Le roman en cours de Tipp est à l’image de sa vie : un capharnaüm où rien n’est terminé, où rien n’est vraiment dit. Wonder Boys, c’est le portrait d’un homme qui passe à côté de sa vie, à côté de son œuvre, à côté de l’amour, parce qu’il est incapable de dire « stop » ou « non », ou de simplement reconnaître qu’il est dans une impasse. Ce roman interminable (dans tous les sens du terme), c’est le symbole de cette (non) vie qu’il traverse comme un zombie, et qui trouve son apogée lors d’un week-end de cataclysme… Il faudra que ce roman disparaisse pour qu’il puisse espérer un nouveau départ.

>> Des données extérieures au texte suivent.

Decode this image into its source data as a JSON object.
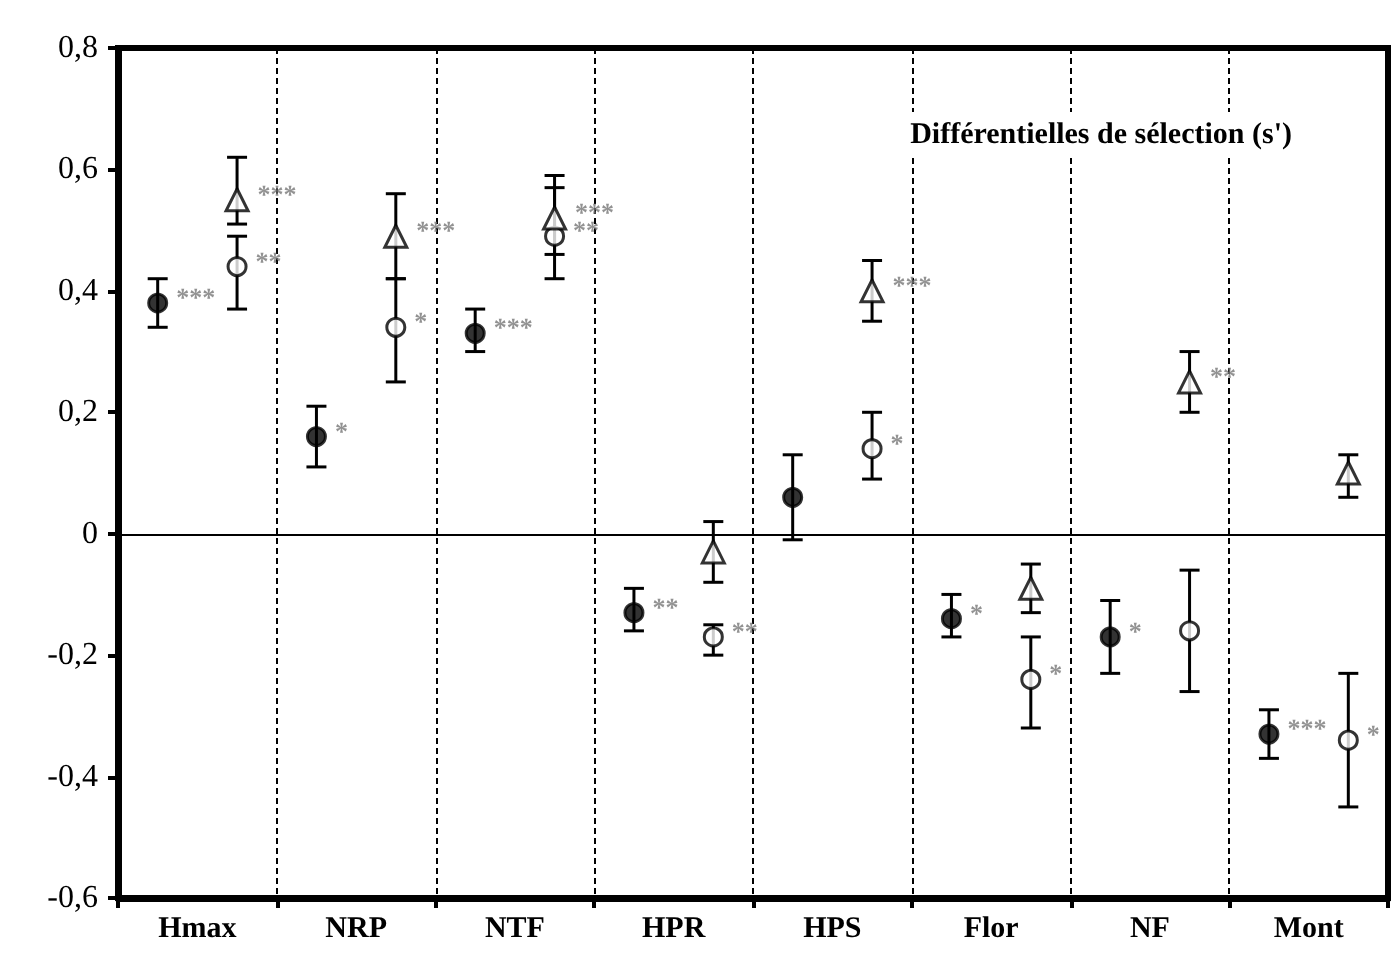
{
  "chart_data": {
    "type": "scatter",
    "title": "Différentielles de sélection (s')",
    "categories": [
      "Hmax",
      "NRP",
      "NTF",
      "HPR",
      "HPS",
      "Flor",
      "NF",
      "Mont"
    ],
    "series": [
      {
        "color": "#000000",
        "marker": "circle",
        "values": [
          0.38,
          0.16,
          0.33,
          -0.13,
          0.06,
          -0.14,
          -0.17,
          -0.33
        ],
        "value_labels": [
          "***",
          "*",
          "***",
          "**",
          null,
          "*",
          "*",
          "***"
        ],
        "errors": [
          [
            0.34,
            0.42
          ],
          [
            0.11,
            0.21
          ],
          [
            0.3,
            0.37
          ],
          [
            -0.16,
            -0.09
          ],
          [
            -0.01,
            0.13
          ],
          [
            -0.17,
            -0.1
          ],
          [
            -0.23,
            -0.11
          ],
          [
            -0.37,
            -0.29
          ]
        ]
      },
      {
        "color": "#ffffff",
        "marker": "circle",
        "values": [
          0.44,
          0.34,
          0.49,
          -0.17,
          0.14,
          -0.24,
          -0.16,
          -0.34
        ],
        "value_labels": [
          "**",
          "*",
          "**",
          "**",
          "*",
          "*",
          null,
          "*"
        ],
        "errors": [
          [
            0.37,
            0.49
          ],
          [
            0.25,
            0.42
          ],
          [
            0.42,
            0.57
          ],
          [
            -0.2,
            -0.15
          ],
          [
            0.09,
            0.2
          ],
          [
            -0.32,
            -0.17
          ],
          [
            -0.26,
            -0.06
          ],
          [
            -0.45,
            -0.23
          ]
        ]
      },
      {
        "color": "#ffffff",
        "marker": "triangle",
        "values": [
          0.55,
          0.49,
          0.52,
          -0.03,
          0.4,
          -0.09,
          0.25,
          0.1
        ],
        "value_labels": [
          "***",
          "***",
          "***",
          null,
          "***",
          null,
          "**",
          null
        ],
        "errors": [
          [
            0.51,
            0.62
          ],
          [
            0.42,
            0.56
          ],
          [
            0.46,
            0.59
          ],
          [
            -0.08,
            0.02
          ],
          [
            0.35,
            0.45
          ],
          [
            -0.13,
            -0.05
          ],
          [
            0.2,
            0.3
          ],
          [
            0.06,
            0.13
          ]
        ]
      }
    ],
    "ylim": [
      -0.6,
      0.8
    ],
    "yticks": [
      {
        "value": -0.6,
        "label": "-0,6"
      },
      {
        "value": -0.4,
        "label": "-0,4"
      },
      {
        "value": -0.2,
        "label": "-0,2"
      },
      0,
      {
        "value": 0.2,
        "label": "0,2"
      },
      {
        "value": 0.4,
        "label": "0,4"
      },
      {
        "value": 0.6,
        "label": "0,6"
      },
      {
        "value": 0.8,
        "label": "0,8"
      }
    ],
    "grid": "x",
    "ref_lines": [
      {
        "axis": "y",
        "value": 0
      }
    ]
  }
}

Il faut dire que Tipp a une sacrée galerie de paumés autour de lui : une maîtresse (Frances McDormand) tiraillée entre sa confortable vie de femme mariée, un éditeur (génial Robert Downey Jr.) à l’homosexualité vaguement assumée, un étudiant (Tobey Maguire) vivant dans un mensonge permanent, une jeune locataire (Katie Holmes) peut-être amoureuse de lui… Avec un tel entourage, le pire peut arriver, et on n’est jamais loin de la rupture, avec des rebondissements qui, encore une fois, pourraient être ceux d’un vrai film noir. Hanson, pourtant, choisit le registre de la comédie grinçante. Et pour cela, il dispose d’une star à qui il offre peut-être son meilleur rôle : Michael Douglas, absolument formidable en loser magnifique. Ni héros, ni victime, il traîne (littéralement) la patte pendant tout le film, tentant de démêler les fils d’une vie pour le moins bordélique, tout en assumant les problèmes de tous ceux qui l’entourent et qui rejaillissent sur lui.

Le résultat est un petit bijou sombre et drôle, d’une humanité grinçante et pourtant tendre.